Les Français sont, en effet, très pessimistes. Seuls 4% d’entre eux croient à une sortie de crise dans les six prochains mois. Près de la majorité (46%), en revanche, n’attendent pas d’amélioration avant 2014 (je ne cesse de répéter partout que l’effondrement sera pour 2013 car on va encore tenter de replâtrer un système qui fuit de toutes parts avec des rustines produites par la planche à billets) ce qui laissera peu de marge pour le « rêve » proposé par François Hollande !
Il faudra pourtant convaincre les plus ou moins « résignés » qu’il existe une autre politique possible que celle de la lente descente aux enfers sociaux programmée par les « spécialistes » du sauvetage du monde des profits. En effet, interrogés sur les causes de la crise, 52% des Français placent en tête le rôle des marchés financiers dont seul Montebourg a concrètement parlé. Loin derrière, il rendent responsables, dans l’ordre, le gouvernement (26%), les banques (15%), l’Union européenne (10%). les Français dans leur ensemble (6%), les pays émergents (5%) et les entreprises (1%) sont également jugées partiellement responsables de la crise actuelle. D’ailleurs, Nicolas Sarkozy a commencé sa reconversion avec l’argument selon lequel une taxe sur les transactions financières ne pourrait être instaurée que si « le monde entier s’en dote ». Il a donc souhaité qu’un groupe de pays leaders adoptent une telle mesure sans attendre. « La question c’est : qui osera dire que la légitimité d’une taxation sur les transactions financière est contestable ? » a-t-il déclaré. « Mon espérance, c’est qu’il existe une opinion publique internationale qui portera la colère et la révolte contre des discours de cette nature (sic). » Si c’est lui qui le dit : indignés, révoltés, unissez vous pour le virer !

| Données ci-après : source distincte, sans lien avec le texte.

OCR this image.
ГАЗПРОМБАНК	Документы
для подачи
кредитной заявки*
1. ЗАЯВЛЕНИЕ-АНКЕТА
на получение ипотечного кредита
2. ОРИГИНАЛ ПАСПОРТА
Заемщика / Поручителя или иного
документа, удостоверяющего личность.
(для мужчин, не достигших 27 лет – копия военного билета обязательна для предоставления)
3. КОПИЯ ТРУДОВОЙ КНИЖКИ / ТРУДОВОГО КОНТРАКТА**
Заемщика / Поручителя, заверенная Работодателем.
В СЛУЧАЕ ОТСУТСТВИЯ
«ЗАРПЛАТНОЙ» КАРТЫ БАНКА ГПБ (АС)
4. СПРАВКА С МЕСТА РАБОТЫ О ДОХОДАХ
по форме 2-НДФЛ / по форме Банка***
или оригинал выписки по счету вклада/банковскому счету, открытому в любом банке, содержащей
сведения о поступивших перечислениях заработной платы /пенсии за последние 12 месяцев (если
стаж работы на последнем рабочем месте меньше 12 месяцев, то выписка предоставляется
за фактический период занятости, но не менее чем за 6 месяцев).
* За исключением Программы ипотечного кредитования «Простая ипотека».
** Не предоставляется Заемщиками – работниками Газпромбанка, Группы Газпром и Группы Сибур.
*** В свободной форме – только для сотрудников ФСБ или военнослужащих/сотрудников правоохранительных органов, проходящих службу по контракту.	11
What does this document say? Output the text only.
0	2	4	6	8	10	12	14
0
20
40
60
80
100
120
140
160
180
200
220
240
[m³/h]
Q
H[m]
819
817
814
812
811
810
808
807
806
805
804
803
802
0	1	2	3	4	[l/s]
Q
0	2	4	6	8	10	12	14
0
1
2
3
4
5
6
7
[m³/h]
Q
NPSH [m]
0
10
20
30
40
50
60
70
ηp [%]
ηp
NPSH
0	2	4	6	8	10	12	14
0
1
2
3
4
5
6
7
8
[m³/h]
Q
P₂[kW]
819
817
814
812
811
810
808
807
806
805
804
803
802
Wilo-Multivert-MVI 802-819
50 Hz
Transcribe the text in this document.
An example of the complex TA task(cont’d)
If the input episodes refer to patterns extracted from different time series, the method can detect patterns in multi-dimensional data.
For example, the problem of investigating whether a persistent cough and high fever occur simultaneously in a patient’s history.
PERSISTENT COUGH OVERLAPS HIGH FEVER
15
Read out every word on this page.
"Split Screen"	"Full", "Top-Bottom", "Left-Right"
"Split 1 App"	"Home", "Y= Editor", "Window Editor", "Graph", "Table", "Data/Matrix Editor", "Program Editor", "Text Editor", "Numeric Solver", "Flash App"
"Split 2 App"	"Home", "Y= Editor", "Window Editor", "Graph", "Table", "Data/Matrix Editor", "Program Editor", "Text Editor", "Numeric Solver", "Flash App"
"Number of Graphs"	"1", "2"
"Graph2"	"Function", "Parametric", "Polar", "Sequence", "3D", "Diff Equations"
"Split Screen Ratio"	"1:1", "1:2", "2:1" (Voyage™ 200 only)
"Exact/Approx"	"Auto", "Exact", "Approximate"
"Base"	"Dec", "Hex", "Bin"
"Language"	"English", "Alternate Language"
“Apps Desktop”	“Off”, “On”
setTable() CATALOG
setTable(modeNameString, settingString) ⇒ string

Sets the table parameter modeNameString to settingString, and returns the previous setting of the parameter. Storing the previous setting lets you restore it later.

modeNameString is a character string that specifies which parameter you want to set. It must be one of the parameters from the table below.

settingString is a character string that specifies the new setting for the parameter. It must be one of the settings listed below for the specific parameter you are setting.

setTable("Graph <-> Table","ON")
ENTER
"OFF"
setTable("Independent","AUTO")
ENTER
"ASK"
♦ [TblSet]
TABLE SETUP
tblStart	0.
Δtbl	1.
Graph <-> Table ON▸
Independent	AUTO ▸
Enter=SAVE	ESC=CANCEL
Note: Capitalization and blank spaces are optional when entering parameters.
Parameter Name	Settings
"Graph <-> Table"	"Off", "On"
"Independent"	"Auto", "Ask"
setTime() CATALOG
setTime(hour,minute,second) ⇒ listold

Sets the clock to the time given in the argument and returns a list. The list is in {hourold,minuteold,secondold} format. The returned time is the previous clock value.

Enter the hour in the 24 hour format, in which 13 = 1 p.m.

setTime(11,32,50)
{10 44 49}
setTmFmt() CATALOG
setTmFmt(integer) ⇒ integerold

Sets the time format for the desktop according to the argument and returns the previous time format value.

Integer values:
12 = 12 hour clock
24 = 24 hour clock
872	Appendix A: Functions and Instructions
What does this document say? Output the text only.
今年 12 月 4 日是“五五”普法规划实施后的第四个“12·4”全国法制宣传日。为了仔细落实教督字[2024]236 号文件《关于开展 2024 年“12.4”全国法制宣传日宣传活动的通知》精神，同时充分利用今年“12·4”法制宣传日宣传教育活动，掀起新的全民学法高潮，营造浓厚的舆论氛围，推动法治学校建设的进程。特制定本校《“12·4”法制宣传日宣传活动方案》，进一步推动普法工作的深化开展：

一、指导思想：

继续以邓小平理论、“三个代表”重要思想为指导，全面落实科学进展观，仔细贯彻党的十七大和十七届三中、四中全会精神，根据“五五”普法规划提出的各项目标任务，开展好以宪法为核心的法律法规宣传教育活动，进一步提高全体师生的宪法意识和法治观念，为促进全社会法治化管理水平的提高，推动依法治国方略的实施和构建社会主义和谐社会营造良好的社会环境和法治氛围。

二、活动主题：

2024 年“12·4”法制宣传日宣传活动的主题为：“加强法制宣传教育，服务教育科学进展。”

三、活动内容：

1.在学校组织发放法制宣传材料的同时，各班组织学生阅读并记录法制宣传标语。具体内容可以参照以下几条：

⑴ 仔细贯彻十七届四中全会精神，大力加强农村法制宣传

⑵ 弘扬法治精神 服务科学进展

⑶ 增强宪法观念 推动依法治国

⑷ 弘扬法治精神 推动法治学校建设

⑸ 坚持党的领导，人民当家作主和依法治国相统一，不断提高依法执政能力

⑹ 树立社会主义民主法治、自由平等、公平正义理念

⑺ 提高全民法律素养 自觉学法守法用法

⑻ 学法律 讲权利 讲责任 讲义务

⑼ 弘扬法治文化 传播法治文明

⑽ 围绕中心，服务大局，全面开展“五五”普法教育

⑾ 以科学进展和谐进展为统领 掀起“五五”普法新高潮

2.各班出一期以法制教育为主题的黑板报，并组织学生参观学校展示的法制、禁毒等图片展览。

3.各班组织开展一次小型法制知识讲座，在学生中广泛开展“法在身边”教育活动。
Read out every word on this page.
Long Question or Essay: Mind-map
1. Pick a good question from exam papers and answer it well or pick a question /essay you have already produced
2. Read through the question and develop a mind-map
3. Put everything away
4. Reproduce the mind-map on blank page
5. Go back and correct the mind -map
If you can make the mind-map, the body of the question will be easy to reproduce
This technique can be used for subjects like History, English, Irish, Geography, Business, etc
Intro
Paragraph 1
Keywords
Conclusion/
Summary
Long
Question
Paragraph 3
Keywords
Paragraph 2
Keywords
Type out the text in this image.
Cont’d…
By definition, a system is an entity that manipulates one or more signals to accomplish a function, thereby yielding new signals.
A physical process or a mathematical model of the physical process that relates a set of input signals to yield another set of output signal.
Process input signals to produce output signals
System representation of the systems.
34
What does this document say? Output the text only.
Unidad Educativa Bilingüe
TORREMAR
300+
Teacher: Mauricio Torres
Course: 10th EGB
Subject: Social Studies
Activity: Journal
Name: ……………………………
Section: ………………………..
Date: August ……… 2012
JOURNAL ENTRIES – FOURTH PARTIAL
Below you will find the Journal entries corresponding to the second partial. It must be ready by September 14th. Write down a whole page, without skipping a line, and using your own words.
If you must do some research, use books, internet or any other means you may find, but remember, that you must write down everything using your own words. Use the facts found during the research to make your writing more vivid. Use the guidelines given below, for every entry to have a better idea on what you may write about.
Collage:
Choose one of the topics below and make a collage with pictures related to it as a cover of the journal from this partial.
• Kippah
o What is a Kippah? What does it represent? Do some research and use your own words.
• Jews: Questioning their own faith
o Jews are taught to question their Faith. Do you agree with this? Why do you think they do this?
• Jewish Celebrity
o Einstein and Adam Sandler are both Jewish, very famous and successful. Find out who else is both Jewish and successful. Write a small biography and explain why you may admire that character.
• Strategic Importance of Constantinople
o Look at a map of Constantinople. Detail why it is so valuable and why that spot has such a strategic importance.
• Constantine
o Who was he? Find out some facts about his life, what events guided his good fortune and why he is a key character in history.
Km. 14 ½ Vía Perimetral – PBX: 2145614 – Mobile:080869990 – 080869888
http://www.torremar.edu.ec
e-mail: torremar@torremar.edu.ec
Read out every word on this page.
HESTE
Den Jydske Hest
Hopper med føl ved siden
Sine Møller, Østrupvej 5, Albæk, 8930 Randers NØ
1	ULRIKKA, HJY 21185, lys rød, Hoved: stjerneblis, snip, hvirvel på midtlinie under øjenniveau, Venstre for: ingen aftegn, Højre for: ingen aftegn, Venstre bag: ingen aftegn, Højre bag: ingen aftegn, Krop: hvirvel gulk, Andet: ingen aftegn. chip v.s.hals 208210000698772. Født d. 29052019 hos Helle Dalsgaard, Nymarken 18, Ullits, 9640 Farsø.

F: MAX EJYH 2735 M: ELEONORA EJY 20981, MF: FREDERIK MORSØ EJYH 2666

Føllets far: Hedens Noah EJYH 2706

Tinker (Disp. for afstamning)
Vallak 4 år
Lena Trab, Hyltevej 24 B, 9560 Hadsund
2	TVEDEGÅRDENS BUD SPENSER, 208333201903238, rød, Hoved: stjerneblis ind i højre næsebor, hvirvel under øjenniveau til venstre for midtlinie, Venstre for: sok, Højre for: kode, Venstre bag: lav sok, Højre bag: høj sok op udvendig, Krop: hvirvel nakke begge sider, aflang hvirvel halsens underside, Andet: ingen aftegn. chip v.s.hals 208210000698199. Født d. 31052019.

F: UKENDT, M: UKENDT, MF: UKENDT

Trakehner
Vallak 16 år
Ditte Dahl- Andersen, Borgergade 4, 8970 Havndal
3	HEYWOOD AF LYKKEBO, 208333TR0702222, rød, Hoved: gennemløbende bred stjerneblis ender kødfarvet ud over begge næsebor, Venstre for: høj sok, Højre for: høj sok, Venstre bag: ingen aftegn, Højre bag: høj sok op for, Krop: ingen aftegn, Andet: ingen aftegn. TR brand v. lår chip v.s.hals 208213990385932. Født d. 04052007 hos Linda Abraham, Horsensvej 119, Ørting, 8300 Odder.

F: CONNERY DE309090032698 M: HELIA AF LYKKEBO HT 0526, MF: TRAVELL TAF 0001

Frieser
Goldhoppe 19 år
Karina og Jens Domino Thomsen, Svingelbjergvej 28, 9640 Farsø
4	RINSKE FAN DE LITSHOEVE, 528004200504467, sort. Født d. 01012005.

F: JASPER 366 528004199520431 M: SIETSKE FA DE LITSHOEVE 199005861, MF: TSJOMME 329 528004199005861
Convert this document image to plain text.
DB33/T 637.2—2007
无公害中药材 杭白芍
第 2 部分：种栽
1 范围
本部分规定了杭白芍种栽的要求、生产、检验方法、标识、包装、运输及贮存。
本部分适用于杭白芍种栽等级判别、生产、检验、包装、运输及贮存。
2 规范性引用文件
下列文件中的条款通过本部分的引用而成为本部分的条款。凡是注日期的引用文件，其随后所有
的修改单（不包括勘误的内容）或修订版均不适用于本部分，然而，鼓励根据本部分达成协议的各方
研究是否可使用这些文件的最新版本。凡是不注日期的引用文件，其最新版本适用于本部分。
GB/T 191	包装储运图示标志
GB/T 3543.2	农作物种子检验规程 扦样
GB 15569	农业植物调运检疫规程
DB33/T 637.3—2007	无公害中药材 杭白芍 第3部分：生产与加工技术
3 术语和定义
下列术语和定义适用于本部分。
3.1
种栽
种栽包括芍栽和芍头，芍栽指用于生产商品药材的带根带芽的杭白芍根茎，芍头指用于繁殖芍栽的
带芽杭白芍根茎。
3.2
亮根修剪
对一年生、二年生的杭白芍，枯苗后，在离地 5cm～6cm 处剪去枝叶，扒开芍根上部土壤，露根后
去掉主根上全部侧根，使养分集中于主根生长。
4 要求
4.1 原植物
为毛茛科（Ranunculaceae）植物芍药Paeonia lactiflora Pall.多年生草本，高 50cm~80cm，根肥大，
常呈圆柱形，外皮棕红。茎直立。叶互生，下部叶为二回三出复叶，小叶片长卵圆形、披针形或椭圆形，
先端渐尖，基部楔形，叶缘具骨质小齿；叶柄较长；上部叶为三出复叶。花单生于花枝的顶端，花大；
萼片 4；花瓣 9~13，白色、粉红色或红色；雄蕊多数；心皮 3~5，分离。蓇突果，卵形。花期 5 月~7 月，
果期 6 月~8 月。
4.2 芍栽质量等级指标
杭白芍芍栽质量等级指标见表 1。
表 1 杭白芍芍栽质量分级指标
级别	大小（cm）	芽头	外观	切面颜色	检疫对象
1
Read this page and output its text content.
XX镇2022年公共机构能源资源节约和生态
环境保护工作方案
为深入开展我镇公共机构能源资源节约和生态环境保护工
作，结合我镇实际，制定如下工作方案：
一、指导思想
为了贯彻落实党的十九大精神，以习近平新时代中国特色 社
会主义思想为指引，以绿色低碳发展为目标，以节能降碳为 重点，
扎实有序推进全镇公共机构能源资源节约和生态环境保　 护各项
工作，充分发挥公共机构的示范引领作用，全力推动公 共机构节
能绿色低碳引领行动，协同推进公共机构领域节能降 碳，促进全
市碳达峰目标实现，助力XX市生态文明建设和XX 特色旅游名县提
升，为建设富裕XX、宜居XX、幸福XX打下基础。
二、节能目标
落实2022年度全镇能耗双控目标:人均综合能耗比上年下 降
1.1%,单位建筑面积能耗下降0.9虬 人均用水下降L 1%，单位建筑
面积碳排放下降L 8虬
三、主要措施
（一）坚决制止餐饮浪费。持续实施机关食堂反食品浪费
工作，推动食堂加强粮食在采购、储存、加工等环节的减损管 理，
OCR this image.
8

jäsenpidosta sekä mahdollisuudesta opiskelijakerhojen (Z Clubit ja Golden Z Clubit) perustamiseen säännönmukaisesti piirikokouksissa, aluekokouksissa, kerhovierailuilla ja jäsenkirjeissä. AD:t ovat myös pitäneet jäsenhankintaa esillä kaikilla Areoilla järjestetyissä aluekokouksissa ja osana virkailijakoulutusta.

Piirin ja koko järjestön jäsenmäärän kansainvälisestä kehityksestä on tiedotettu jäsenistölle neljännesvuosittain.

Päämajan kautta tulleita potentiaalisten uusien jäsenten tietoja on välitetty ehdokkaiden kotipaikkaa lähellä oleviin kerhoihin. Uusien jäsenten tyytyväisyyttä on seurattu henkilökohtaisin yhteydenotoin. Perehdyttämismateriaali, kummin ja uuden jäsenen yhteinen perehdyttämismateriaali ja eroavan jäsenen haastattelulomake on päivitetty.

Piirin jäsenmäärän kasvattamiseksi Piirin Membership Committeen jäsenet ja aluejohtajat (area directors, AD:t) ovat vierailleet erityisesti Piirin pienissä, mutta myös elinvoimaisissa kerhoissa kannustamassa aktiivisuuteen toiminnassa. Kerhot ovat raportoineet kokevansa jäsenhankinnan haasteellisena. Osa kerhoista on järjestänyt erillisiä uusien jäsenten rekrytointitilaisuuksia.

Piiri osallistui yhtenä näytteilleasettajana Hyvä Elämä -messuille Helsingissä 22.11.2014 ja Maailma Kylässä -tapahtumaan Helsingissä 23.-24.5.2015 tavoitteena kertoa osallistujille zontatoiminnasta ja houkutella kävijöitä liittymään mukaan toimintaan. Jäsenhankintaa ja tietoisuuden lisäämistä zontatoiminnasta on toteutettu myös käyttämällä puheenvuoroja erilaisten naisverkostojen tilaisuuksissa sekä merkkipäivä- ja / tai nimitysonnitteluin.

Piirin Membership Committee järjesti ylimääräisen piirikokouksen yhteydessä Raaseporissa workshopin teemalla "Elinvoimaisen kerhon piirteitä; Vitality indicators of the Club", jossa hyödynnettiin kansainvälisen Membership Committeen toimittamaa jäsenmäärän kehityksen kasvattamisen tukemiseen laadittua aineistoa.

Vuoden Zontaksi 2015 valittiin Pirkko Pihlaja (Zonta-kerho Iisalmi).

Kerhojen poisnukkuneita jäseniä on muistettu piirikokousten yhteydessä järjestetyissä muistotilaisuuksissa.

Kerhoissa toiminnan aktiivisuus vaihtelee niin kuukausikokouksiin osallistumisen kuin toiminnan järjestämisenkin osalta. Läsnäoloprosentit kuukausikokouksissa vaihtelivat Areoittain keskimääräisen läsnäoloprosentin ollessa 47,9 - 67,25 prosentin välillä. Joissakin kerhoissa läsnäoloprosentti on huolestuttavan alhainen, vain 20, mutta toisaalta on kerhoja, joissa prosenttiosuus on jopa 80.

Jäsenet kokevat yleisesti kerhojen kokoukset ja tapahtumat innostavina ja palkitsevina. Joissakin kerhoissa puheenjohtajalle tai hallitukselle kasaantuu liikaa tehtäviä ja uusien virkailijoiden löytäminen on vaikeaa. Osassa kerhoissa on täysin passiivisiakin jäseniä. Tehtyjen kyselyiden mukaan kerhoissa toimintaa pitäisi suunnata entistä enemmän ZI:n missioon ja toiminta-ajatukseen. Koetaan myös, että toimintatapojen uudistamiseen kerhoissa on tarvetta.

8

Cet article a 3 commentaires

  1. batistin

    L’indigné révolté ne serait-il pas un révolutionnaire indigne ?
    Un livre et des manifestations populaires raisonnées valent-elles en efficacité une tête coupée et tenue sanguinolente au bout d’une fourche ?

    Le confort relatif de nos soirées électrifiées ne pousse pas notre indignation jusqu’à affronter le froid qui vient. Il faut être berger afghan pour oser mettre en péril ses convictions quand la neige arrive.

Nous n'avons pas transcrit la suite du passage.